Director and Officer Protection
Our team is keenly aware of the dangers that security breaches pose to an organization as a whole, as well as the exposure of directors and officers in the event of such breaches. Therefore, a fundamental part of our practice is regularly counseling directors and executive officers on what they do and don't need to know, what the risks are of not knowing, and procedures and tips for how to stay educated and abreast of regulatory and hostile technology developments within and outside of their organizations. Whatever the risk profile of the company, we help ensure that the individual directors and officers are taking appropriate measures to faithfully fulfill their fiduciary duties, thereby protecting themselves as well as the companies they represent.
Areas of Experience
- Comprehensive Information Governance program development
- Data breach compliance, response and remediation, including media relations
- Proactive data protection audits
- Cross-border data transfer compliance, including the EU/U.S. Privacy Shield
- M&A/private equity counseling
- Vendor contract development and negotiation
- Privacy policy management
- HIPAA and state health records laws
- Cyber insurance counseling
- Legislative tracking, analysis and lobbying (in partnership with McGuireWoods Consulting)
- Forensics and technical systems planning (in partnership with forensic consultants)
- Cybersecurity crisis management
Included in team member credentials are:
- Chair of the firm’s transactional Intellectual Property practice. Her experience includes auditing and evaluating client data security policies, drafting website privacy policies, negotiating cloud computing agreements from both the vendor and customer perspectives, and providing support in the aftermath of a data breach, including compliance with breach-notification laws.
- Two Brussels-based partners are members of the European Privacy Association (EPA), a pan-European network of privacy, data protection and security experts, which works closely with the EU institutions. These partners both have experience in all privacy-related issues involving national data protection authorities and EU institutions, as well as broad experience in regulatory issues such as cloud computing, data transfers, coordination with foreign discovery or antibribery teams, interactions with intellectual property rights, re-use of public sector information, employee monitoring, and privacy audits.

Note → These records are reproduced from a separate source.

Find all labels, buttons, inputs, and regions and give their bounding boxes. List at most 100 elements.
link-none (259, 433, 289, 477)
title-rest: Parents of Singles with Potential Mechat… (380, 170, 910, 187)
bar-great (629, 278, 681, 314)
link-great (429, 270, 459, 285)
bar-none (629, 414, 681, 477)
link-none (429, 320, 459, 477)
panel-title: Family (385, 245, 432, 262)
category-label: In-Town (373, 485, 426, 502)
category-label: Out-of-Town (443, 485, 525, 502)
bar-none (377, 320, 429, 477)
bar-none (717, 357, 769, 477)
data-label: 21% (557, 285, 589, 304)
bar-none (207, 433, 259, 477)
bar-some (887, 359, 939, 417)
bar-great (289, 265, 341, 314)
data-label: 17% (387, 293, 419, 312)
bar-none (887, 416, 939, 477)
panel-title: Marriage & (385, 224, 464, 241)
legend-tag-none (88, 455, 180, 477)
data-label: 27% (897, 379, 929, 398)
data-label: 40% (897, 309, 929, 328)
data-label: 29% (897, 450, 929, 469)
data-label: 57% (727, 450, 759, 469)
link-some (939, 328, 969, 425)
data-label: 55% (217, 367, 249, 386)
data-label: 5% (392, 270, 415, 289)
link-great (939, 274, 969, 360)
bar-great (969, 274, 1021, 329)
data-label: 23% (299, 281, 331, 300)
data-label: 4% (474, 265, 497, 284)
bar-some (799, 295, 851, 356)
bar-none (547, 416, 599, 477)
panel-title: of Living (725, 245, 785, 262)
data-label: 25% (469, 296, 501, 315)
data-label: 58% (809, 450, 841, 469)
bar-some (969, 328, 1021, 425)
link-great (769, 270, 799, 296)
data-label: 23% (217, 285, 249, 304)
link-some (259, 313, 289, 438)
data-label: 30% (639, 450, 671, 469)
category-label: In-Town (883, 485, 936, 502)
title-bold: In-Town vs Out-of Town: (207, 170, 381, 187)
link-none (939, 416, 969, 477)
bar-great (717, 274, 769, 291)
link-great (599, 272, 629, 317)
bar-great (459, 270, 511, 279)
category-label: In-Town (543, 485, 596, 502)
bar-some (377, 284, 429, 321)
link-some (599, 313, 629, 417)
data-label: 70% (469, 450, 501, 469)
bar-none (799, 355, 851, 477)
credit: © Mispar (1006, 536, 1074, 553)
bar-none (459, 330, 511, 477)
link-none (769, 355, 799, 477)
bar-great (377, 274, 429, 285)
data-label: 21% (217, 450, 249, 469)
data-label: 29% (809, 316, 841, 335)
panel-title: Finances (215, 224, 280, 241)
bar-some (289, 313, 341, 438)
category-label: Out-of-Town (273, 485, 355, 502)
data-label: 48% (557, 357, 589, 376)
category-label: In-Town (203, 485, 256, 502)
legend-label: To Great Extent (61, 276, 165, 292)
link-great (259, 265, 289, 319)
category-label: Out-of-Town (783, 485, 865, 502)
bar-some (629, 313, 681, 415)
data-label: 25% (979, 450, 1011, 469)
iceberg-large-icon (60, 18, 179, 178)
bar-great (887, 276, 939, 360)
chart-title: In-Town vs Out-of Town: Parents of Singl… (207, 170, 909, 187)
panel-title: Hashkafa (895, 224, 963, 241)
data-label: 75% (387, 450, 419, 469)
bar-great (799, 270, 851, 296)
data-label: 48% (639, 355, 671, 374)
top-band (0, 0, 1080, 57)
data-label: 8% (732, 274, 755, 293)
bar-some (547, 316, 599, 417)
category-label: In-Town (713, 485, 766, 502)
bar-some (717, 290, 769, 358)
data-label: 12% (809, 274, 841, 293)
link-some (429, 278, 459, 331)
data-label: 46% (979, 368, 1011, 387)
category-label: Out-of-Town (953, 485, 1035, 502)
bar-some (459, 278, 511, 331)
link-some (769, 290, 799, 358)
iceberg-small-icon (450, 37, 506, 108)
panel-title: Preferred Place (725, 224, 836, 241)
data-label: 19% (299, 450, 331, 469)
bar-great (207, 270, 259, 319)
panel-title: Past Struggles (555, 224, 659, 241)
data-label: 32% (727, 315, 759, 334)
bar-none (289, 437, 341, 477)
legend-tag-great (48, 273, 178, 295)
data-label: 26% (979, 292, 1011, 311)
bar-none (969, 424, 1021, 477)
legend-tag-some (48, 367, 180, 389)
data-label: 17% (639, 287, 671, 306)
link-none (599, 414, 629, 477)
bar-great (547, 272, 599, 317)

- A London-based partner with extensive experience in European regulatory issues, including data protection and security; cross-border data transfer; privacy; encryption; export controls; technology and EU public procurement regulations. One recent focus has been on technology transfer and regulation in the banking and financial markets sectors.
- Chair of the firm’s Supply Chain practice, an experienced data privacy and security lawyer, who routinely counsels clients on protective measures to employ in the construction of policies and critical contracts in order to prevent security breaches, investigations, lawsuits and similar harmful events. He focuses on a variety of matters, including data storage, cloud computing and social-media risks and has particular knowledge of the Payment Card Industry Data Security Standards.
- Fifteen members who hold either the CIPP/U.S. or CIPP/E certification as Certified Information Privacy Professionals from the International Association of Privacy Professionals (IAPP).